Ghosts are real. Encountering and interacting with a ghost, in whatever shape or form it may occur, is a rather common—and very real—experience for many people. Remember, when Thomas asked to see the wounds in the side of Christ it was to make certain that Jesus had not returned as a ghost. With this in mind, it’s easy to say that ghosts are something people were encountering two thousand years ago.
I cannot prove to you that ghosts exist and I wouldn’t try. I would rather wait until you experience a ghost, then you can share it with me. An interaction with a ghost is your own experience. And it is often a very personal one. I can’t give you a recipe or tell you how to make it happen. It just does. And it happens to as many people who don’t believe in ghosts as it does to people who do.
It really doesn’t matter if you believe in ghosts. Ghosts believe in you. And some of them know you rather well already.
3. Your characters in Dead Rules each have very unique stories – of their lives and deaths. What were you like at their age?
I was ignoring death and going to live forever like everyone else my age. Of course, forever meant until I was 25 or so. What happened in life after that was of little concern to me.
4. One of the favorite characters by far seems to be Beatrice, who skips around Dead School with a yard dart in her head. Your humor is hard to miss in Dead Rules. How does an author write “funny”?
I don’t know if I can answer this in a brief fashion. I’d love to engage in a longer conversation with people on this topic, though. What makes sense to me at the moment is that in order to write funny, a person needs to see funny. Seventy-three people will look at the same thing happening in the same room at the same time. One will laugh. When that person tells another person what happened, they’ll tell it funny because they saw it that way. Along with dogs, and a few cats, people are in general the funniest thing on the planet. At least, that’s the way I see it.
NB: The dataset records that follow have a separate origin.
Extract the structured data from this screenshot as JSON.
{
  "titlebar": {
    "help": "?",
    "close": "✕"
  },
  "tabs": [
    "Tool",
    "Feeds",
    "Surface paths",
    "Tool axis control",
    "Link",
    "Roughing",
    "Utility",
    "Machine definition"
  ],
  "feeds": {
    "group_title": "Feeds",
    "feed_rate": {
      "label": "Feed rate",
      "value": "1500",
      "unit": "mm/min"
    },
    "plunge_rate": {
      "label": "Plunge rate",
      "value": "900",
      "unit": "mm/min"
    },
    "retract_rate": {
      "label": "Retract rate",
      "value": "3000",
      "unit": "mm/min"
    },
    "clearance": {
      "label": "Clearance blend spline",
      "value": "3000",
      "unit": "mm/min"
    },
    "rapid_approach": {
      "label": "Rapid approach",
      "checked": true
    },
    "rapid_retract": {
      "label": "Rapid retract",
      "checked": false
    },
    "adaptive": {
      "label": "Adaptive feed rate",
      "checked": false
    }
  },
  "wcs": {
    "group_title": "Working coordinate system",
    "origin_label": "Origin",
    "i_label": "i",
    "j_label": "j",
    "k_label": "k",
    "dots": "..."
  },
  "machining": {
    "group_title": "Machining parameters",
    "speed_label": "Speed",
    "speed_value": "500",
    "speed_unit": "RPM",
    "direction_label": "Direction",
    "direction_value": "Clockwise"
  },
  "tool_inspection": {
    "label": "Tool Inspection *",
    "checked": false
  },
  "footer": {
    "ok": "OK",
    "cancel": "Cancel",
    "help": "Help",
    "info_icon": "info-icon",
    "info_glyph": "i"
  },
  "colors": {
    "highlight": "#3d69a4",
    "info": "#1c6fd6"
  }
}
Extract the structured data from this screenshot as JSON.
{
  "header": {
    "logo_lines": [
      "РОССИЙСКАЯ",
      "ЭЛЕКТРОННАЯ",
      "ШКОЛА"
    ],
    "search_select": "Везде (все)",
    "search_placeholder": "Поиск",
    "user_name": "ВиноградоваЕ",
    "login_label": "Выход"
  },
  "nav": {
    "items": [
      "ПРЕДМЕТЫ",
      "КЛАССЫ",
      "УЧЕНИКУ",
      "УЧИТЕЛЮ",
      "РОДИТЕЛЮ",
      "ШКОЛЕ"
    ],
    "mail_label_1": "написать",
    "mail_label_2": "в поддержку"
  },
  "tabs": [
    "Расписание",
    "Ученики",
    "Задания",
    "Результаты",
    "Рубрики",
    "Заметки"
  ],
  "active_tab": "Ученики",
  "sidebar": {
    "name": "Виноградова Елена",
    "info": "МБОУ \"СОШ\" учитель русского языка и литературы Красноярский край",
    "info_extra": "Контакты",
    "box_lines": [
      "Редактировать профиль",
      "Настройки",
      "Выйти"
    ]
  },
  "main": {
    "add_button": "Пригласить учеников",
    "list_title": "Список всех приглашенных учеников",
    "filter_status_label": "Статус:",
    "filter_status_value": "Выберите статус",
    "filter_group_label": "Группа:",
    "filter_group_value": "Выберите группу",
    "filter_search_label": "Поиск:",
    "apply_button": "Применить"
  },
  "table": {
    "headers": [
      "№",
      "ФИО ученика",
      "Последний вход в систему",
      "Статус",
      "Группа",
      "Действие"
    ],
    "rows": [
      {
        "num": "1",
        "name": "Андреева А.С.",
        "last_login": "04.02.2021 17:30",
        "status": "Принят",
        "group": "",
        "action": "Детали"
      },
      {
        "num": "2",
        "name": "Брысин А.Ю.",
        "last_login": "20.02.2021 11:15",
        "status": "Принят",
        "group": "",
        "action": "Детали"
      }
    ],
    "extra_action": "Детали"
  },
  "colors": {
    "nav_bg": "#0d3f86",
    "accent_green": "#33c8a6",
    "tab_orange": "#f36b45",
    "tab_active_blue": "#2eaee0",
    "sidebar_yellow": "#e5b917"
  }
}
5. Mars Dreamcote is sexy and—no pun intended—dreamy. If Mars was alive and real, and if you had a daughter, would you approve of her dating this mysterious young man?
I wouldn’t approve of my daughter dating anyone who wasn’t in a coma. Mars is so very much alive, for a dead guy, that I fear he falls into the non-approval category. That said, he is one hell of a guy and I’d like to know him myself… I wouldn’t shew him away if he started hanging around the house. You know, if he got along with the dogs and all.
I’d also say I would hope my daughter was smart enough to date only people I didn’t approve of. It’s her life and I would want it to be interesting for her. And I sure don’t want to hear a bunch of stories about some numb-nuts type I’d approve of. I think the daughter’s proper role in any family is to make her father gasp.
6. What happens after Dead School – is there a college?
Higher learning, huh? Well, let’s just say that nobody in Dead Rules hasn’t gotten that far along yet. Graduating high school remains the goal at hand for these dead kids. That and surviving love, of course. No small challenge, that.
7. I hear you have more books in the works. Can you give us a sneak peek?
I kind of hate to say this, but people die all the time. So we have new kids showing up in Dead School, trying to get along as best they can with the kids who are already there. The stories in Dead School are potentially as endless as life and death—and love—itself. Love is unstoppable. Just ask any ghost you happen to see.